Medical students, midwives and patients are all benefiting from the knowledge of a specialist in the medicine of the ancient Greeks and Romans.
Helen King, Professor in Classical Studies at The Open University (OU), uses insights from the past to help modern medical practitioners better understand their patients’ needs and how they can help patients come to terms with their illnesses.
Her work is part of a growth in ‘narrative medicine’, which emphasises the importance of storytelling in human communication.
Helen King’s contribution draws on her OU research and on her role as Visiting Professor at the Peninsula Medical and Dental School in Truro, where since 2008 she has taught the history of dissection to fourth-year medical students, as part of a curriculum that engages them in art, role play and writing poetry.
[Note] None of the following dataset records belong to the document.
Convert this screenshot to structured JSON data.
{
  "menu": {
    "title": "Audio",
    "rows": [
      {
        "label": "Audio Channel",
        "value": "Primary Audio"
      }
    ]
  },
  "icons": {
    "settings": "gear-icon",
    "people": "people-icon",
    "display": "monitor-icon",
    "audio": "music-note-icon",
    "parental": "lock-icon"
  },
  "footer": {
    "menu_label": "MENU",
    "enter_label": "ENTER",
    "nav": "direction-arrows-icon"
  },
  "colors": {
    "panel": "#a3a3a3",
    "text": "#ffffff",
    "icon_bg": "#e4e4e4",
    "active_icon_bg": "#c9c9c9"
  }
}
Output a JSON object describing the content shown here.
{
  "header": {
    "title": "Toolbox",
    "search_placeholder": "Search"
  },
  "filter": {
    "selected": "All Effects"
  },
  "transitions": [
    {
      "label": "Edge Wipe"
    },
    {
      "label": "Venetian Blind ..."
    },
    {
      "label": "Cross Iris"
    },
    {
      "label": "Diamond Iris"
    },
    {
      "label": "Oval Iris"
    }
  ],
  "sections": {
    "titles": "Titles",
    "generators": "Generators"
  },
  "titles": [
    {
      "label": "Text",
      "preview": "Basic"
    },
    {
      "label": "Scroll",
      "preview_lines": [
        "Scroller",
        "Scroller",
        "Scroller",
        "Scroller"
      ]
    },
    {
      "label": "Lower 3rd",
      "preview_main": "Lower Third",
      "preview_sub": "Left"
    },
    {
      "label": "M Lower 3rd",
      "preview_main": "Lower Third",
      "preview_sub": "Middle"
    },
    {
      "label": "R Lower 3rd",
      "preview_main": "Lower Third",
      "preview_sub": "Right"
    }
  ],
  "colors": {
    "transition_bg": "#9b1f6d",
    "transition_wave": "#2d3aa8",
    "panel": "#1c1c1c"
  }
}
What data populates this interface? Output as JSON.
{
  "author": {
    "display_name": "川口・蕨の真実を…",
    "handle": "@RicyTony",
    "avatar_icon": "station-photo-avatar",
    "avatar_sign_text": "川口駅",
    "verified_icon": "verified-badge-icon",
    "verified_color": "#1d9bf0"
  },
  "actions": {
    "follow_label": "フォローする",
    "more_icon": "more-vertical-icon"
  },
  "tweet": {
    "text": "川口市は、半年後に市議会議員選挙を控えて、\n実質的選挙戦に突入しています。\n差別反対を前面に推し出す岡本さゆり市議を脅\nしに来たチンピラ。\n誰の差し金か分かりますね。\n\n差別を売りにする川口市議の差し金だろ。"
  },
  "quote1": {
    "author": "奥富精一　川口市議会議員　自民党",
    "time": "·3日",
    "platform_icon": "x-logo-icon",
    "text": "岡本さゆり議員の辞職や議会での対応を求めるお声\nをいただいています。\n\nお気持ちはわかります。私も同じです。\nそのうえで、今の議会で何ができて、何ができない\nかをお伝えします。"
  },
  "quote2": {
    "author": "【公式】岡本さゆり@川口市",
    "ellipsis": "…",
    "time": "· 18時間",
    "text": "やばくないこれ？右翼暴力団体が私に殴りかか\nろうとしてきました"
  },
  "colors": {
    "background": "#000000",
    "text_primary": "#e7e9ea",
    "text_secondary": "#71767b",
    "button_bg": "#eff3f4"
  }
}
This approach aims to make medical students more empathetic to patients and aware of the human need to tell stories to make sense of what happens to them.
The same things happen to us as happened to the Greeks and Romans, so the way in which they dealt with these things can be relevant to us even now
Through studying stories people told to explain illness in the past, medical students can understand how important the connections that narrative makes are.
Understanding the important role narrative plays in constructing meaning for the patient helps medical students to become better doctors.
Professor King also works with midwives, whom she introduces to the different attitudes to and practices of midwifery through the centuries.
She has also worked with hospice patients, teaching them about pain relief in the ancient world and the strategies that people in the past used to cope with pain.
“For many conditions we suffer from there is still no technological solution, no magic pill,” she says. “In our lives the same things happen to us as happen to the Greeks and Romans, so the way in which they dealt with these things can be relevant to us even now.
“I tell patients about the second century AD Greek orator, Aelius Aristides, who saw his illness as a sign that God had singled him out as a special person, which gave him a positive reason for his pain.
“Modern patients are used to negative stories about why they became ill - wrong lifestyle, wrong genes, worked in the wrong industry, etc. The idea of being able to see their situation in a positive way can be a revelation.”
Helen King is a member of the OU’s pioneering Classical Receptions research group. The group explores the ways in which Greek and Roman texts, ideas and material culture have been interpreted, used and reworked by writers, thinkers and artists, particularly in contemporary societies.